Notes from the Field

South by Southeast and East by Southeast
Richard Hamann and three law students began the summer immersed in the Florida Everglades as part of an interdisciplinary class of graduate students and UF faculty. Over the course of two weeks, the group traveled from the Kissimmee River to the Florida Keys, meeting with local experts and reviewing restoration projects from a variety of perspectives- hiking, biking, flying, swimming, boating and driving. One theme of the course was learning how adaptive management is being employed in the management of the Everglades.

Hamann and other UF faculty and eight of the graduate students then traveled to the Okavango Delta in Botswana for the remainder of the summer to learn about how wetlands, wildlife and related resources are managed in Africa and to explore the potential for the use of adaptive management in that environment.

South by Southwest
Second-year University of Florida law student Angelica Saavedra may have had one of the more interesting summers on record with the College’s environmental and land use law program. Saavedra, who is a joint degree student in anthropology, began her summer by traveling to Peru to study indigenous knowledge of medicinal plants in the western Amazon, culminating with her participation in the UF Law Center for Governmental Responsibility’s Law and Policy in the Americas Conference in Lima. Also attending the conference was UF legal skills professor Tom Ankersen, who presented a recently published article on property law in Latin America.

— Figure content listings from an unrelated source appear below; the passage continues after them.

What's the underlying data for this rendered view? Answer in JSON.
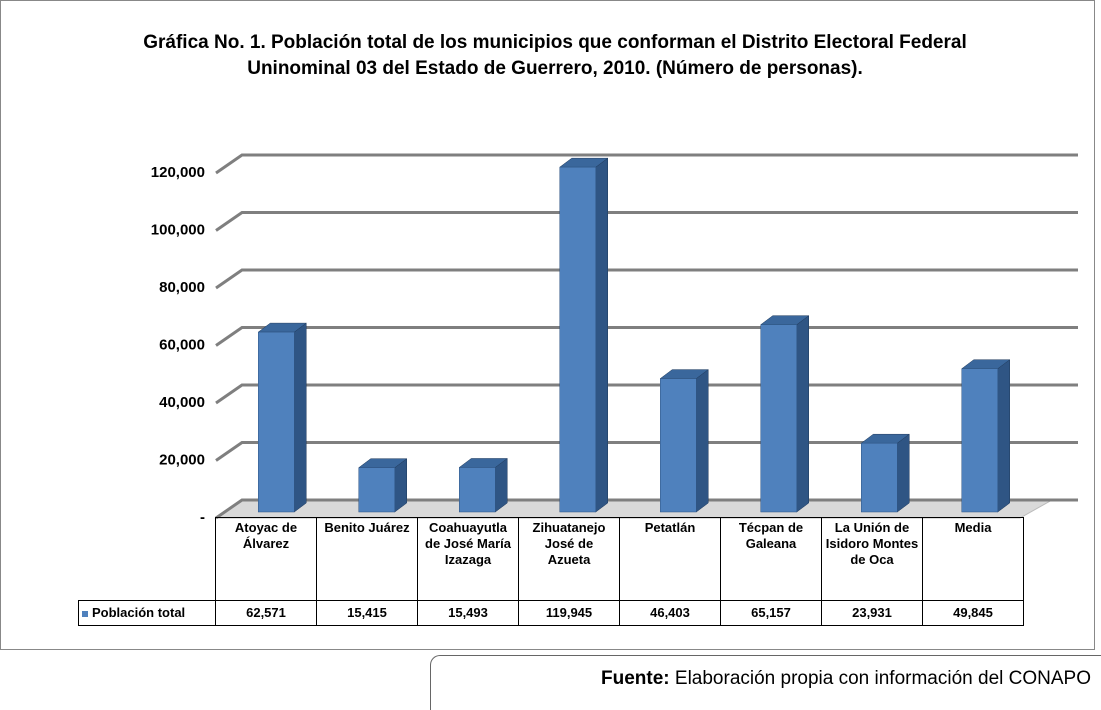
{
  "chart_data": {
    "type": "bar3d",
    "title": "Gráfica No. 1. Población total de los municipios que conforman el Distrito Electoral Federal Uninominal 03 del Estado de Guerrero, 2010. (Número de personas).",
    "categories": [
      "Atoyac de Álvarez",
      "Benito Juárez",
      "Coahuayutla de José María Izazaga",
      "Zihuatanejo José de Azueta",
      "Petatlán",
      "Técpan de Galeana",
      "La Unión de Isidoro Montes de Oca",
      "Media"
    ],
    "series": [
      {
        "name": "Población total",
        "color": "#4f81bd",
        "values": [
          62571,
          15415,
          15493,
          119945,
          46403,
          65157,
          23931,
          49845
        ],
        "value_labels": [
          "62,571",
          "15,415",
          "15,493",
          "119,945",
          "46,403",
          "65,157",
          "23,931",
          "49,845"
        ]
      }
    ],
    "ylim": [
      0,
      120000
    ],
    "yticks": [
      {
        "value": 0,
        "label": "-"
      },
      {
        "value": 20000,
        "label": "20,000"
      },
      {
        "value": 40000,
        "label": "40,000"
      },
      {
        "value": 60000,
        "label": "60,000"
      },
      {
        "value": 80000,
        "label": "80,000"
      },
      {
        "value": 100000,
        "label": "100,000"
      },
      {
        "value": 120000,
        "label": "120,000"
      }
    ],
    "grid": true
  },
  "source": {
    "label": "Fuente:",
    "text": "Elaboración propia con información del CONAPO"
  }
}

From Peru, Saveedra traveled directly to San Jose, Costa Rica where she participated in UF’s environmental law study abroad program where Ankersen was joined on the faculty by Professors Mary Jane Angelo, Christine Klein and Joan Flocks. Angelo and Klein taught segments of a course on Environmental Dispute Resolution, and Flocks taught a course on International Environmental Justice.

In addition to participating in the program, Saveedra interned at the Inter-American Court for Human Rights. She completed her summer as the only law student in a two week tropical forest policy field course for UF PhD students in the Maya Forest of Mexico, Guatemala and Belize where Ankersen also served as an instructor. In that course, students from diverse fields worked in small groups exploring the internal and external policy forces affecting the management of large blocks of tropical forest by local communities. The groups traveled to remote villages, explored Mayan ruins and ended the session with presentations to governmental and non-governmental organizations with management responsibility over the forest. All told, Saavedra traveled to 6 Latin American countries, and encountered Ankersen in four of them. Rumor has it that the UF environmental and land use law program may be working with the section to organize a CLE workshop or seminar in Costa Rica in 2007.